L’abbinamento con il vino è tutt’altro che semplice. Perché la Carbonara è difficile da abbinare?
Per tre motivi principali:
1. la crema d’uovo, che crea una patinata avvolgente in bocca (tendenza dolce e grassezza) che richiede acidità;
2. il guanciale, che apporta grasso fuso e una nota croccante e sapida;
3. il pecorino e il pepe, che regalano una pungenza e una sapidità estrema che possono “uccidere” i vini troppo tannici o delicati.
IL TOCCO D’AUTORE: LE BOLLICINE

Volete rendere il vostro Carbonara Day indimenticabile? Scegliete un Metodo Classico: l’anidride carbonica e l’acidità tipica dello spumante puliscono meccanicamente il palato, mentre i sentori di crosta di pane dei lieviti richiamano la sapidità del formaggio stagionato. È l’abbinamento che trasforma questo piatto popolare in un simposio di gusto e di raffinatezza. Meglio ancora se parliamo di Rosé, come il caso del Trentodoc Monsieur Martis di Maso Martis, 100% Meunier, dal bellissimo colore ramato tenue con sfumature rosa pastello: al naso si avvertono le note agrumate di arancia sanguinella e pompelmo rosa, i profumi di melograno, ciliegia, lampone, ribes e fragoline di bosco, tocchi di rosa canina, cipria, mandorle e nocciole tostate, radice di liquirizia e crosta di pane; il sorso è ampio e vellutato, la struttura ricca e densa bilanciata dalla bollicina fine e sottile e dall’acidità piacevole che conducono alla chiusura dai toni minerali con tannini lievemente ammandorlati (costa circa 70 euro).
GIOCARE IN CASA

L’abbinamento territoriale è spesso la scelta più saggia. Valloresia di Villa Caviciana, ottenuto da uve Procanico, una varietà autoctona italiana di grande valore, coltivata in Lazio e in Toscana. Qui siamo sulle rive del lago di Bolsena e Villa Caviciana è la prima e unica azienda agricola produttiva del FAI – Fondo per l’Ambiente Italiano.
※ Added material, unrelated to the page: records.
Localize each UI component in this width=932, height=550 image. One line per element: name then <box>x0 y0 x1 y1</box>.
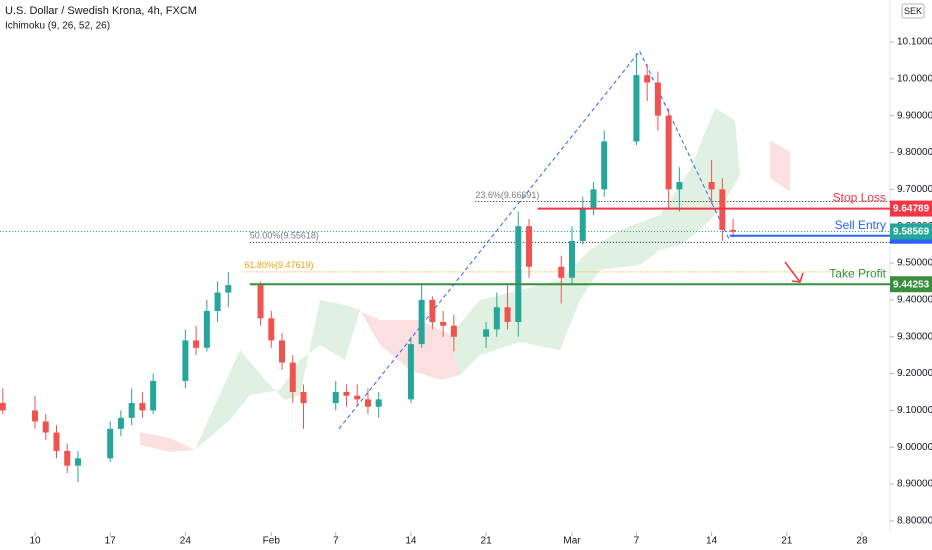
x-tick-label: 14 <box>405 536 417 547</box>
candle-body <box>730 229 737 232</box>
level-label: Take Profit <box>829 266 886 280</box>
candle-body <box>225 285 232 293</box>
level-label: Stop Loss <box>833 191 886 205</box>
candle-body <box>128 403 135 418</box>
candle-body <box>558 266 565 278</box>
x-tick-label: 17 <box>105 536 117 547</box>
candle-body <box>42 421 49 433</box>
candle-body <box>139 403 146 411</box>
candle-body <box>53 432 60 451</box>
candle-body <box>644 75 651 83</box>
currency-box <box>901 3 925 19</box>
candle-body <box>214 292 221 311</box>
price-tag <box>890 223 932 240</box>
candle-body <box>354 395 361 400</box>
candle-body <box>257 285 264 319</box>
candle-body <box>429 299 436 322</box>
candle-body <box>0 403 6 411</box>
y-tick-label: 9.70000 <box>897 184 932 195</box>
candle-body <box>268 318 275 341</box>
candle-body <box>450 325 457 337</box>
candle-body <box>74 458 81 466</box>
ichimoku-cloud <box>140 108 790 452</box>
price-tag-label: 9.44253 <box>893 279 930 290</box>
candle-body <box>375 399 382 407</box>
candle-body <box>332 392 339 404</box>
x-tick-label: 21 <box>781 536 793 547</box>
x-tick-label: Mar <box>563 536 581 547</box>
candle-body <box>526 226 533 267</box>
chart-title: U.S. Dollar / Swedish Krona, 4h, FXCM <box>5 5 197 17</box>
x-tick-label: Feb <box>263 536 281 547</box>
y-tick-label: 9.00000 <box>897 442 932 453</box>
x-tick-label: 14 <box>706 536 718 547</box>
candle-body <box>182 340 189 381</box>
fib-label: 61.80%(9.47619) <box>244 260 313 270</box>
y-tick-label: 9.90000 <box>897 110 932 121</box>
x-tick-label: 10 <box>29 536 41 547</box>
candle-body <box>203 310 210 348</box>
candle-body <box>515 226 522 322</box>
candle-body <box>64 450 71 466</box>
price-tag <box>890 200 932 217</box>
candle-body <box>504 307 511 322</box>
currency-label: SEK <box>904 6 922 16</box>
y-tick-label: 9.40000 <box>897 295 932 306</box>
y-tick-label: 9.50000 <box>897 258 932 269</box>
x-tick-label: 7 <box>333 536 339 547</box>
candle-body <box>32 410 39 422</box>
y-tick-label: 10.10000 <box>897 37 932 48</box>
y-tick-label: 9.30000 <box>897 331 932 342</box>
arrow <box>784 261 804 283</box>
candle-body <box>493 307 500 330</box>
y-tick-label: 9.10000 <box>897 405 932 416</box>
candle-body <box>117 417 124 429</box>
candle-body <box>665 115 672 190</box>
candle-body <box>719 189 726 230</box>
price-tag-label: 9.58569 <box>893 227 930 238</box>
x-tick-label: 7 <box>634 536 640 547</box>
candle-body <box>654 82 661 116</box>
y-tick-label: 8.90000 <box>897 479 932 490</box>
fib-label: 23.6%(9.66691) <box>475 190 539 200</box>
candle-body <box>676 182 683 190</box>
y-tick-label: 10.00000 <box>897 73 932 84</box>
candle-body <box>193 340 200 348</box>
candle-body <box>590 189 597 208</box>
candle-body <box>279 340 286 363</box>
y-tick-label: 9.20000 <box>897 368 932 379</box>
candle-body <box>300 392 307 404</box>
indicator-label: Ichimoku (9, 26, 52, 26) <box>5 21 110 32</box>
candle-body <box>289 362 296 392</box>
fib-label: 50.00%(9.55618) <box>250 231 319 241</box>
y-tick-label: 8.80000 <box>897 516 932 527</box>
price-tag-label: 9.64789 <box>893 204 930 215</box>
candle-body <box>107 428 114 459</box>
candle-body <box>483 329 490 337</box>
x-tick-label: 24 <box>180 536 192 547</box>
x-tick-label: 21 <box>481 536 493 547</box>
price-tag <box>890 276 932 293</box>
candle-body <box>708 182 715 190</box>
candle-body <box>440 322 447 326</box>
level-label: Sell Entry <box>835 218 886 232</box>
candle-body <box>343 392 350 396</box>
candle-body <box>364 399 371 407</box>
candle-body <box>150 380 157 411</box>
candle-body <box>633 75 640 142</box>
candle-body <box>579 207 586 241</box>
y-tick-label: 9.80000 <box>897 147 932 158</box>
candle-body <box>568 240 575 278</box>
candle-body <box>601 141 608 190</box>
candle-body <box>418 299 425 345</box>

Valloresia è una piccola perla preziosa: al naso si esprime con sentori di frutta bianca e fiori d’acacia; in bocca, la morbidezza e la mineralità sono bilanciate da un’acidità vivace, tipica del Procanico, che conferisce una straordinaria freschezza (costa circa 15 euro).
IL BIPARTISAN ROSATO

Spesso sottovalutato, il rosato è in realtà il “ponte” tecnico ideale per la Carbonara: possiede la freschezza e l’acidità di un bianco (necessarie per contrastare la grassezza del guanciale) ma vanta una struttura e una persistenza che richiamano i frutti rossi, capaci di reggere l’urto aromatico del pepe e del Pecorino. Perfetto il Rissoa di Campo di Sasso (distribuito in Italia da Compagnia del vino), un rosato magnetico, intenso, in cui il carattere del terroir di Bibbona e della Costa Toscana si sposa con lo stile provenzale in un’affascinante alchimia. Cabernet Franc con una piccola aggiunta di Syrah ha il carattere di un grande rosso, che si esprime con levità e immediatezza e gioca a sedurre con note di pompelmo rosa, albicocca, camomilla, erbe aromatiche e richiami salmastri che ne raccontano l’anima, profondamente legata al mare (costa circa 25 euro).
LA SORPRESA IN ROSSO

Sfatiamo il mito: il rosso si può abbinare alla Carbonara, ma deve essere “gentile”. Come l’Erse Rosso Contrada Moscamento 1911 di Tenuta di Fessina (distribuito in Italia da Compagnia del vino), prodotto da antiche viti ad alberello di Nerello Mascalese coltivate ad oltre 700 metri di altitudine sui suoli sabbiosi e vulcanici, nati da un’eruzione dell’Etna del 1911. Un vino che si rivela intenso, corposo, setoso e di grandissima finezza, con note di frutti di bosco, liquirizia, spezie, inchiostro, viola e piacevoli sentori ematici (costa circa 25 euro).
Il Carbonara Day è stata l’occasione per riscoprire come il vino possa elevare una ricetta tradizionale a un’esperienza gourmet. Ciascuno ha la sua ricetta segreta, ma nessuno dovrebbe rinunciare al piacere di un calice che sappia onorare questo “oro colato” della cucina italiana.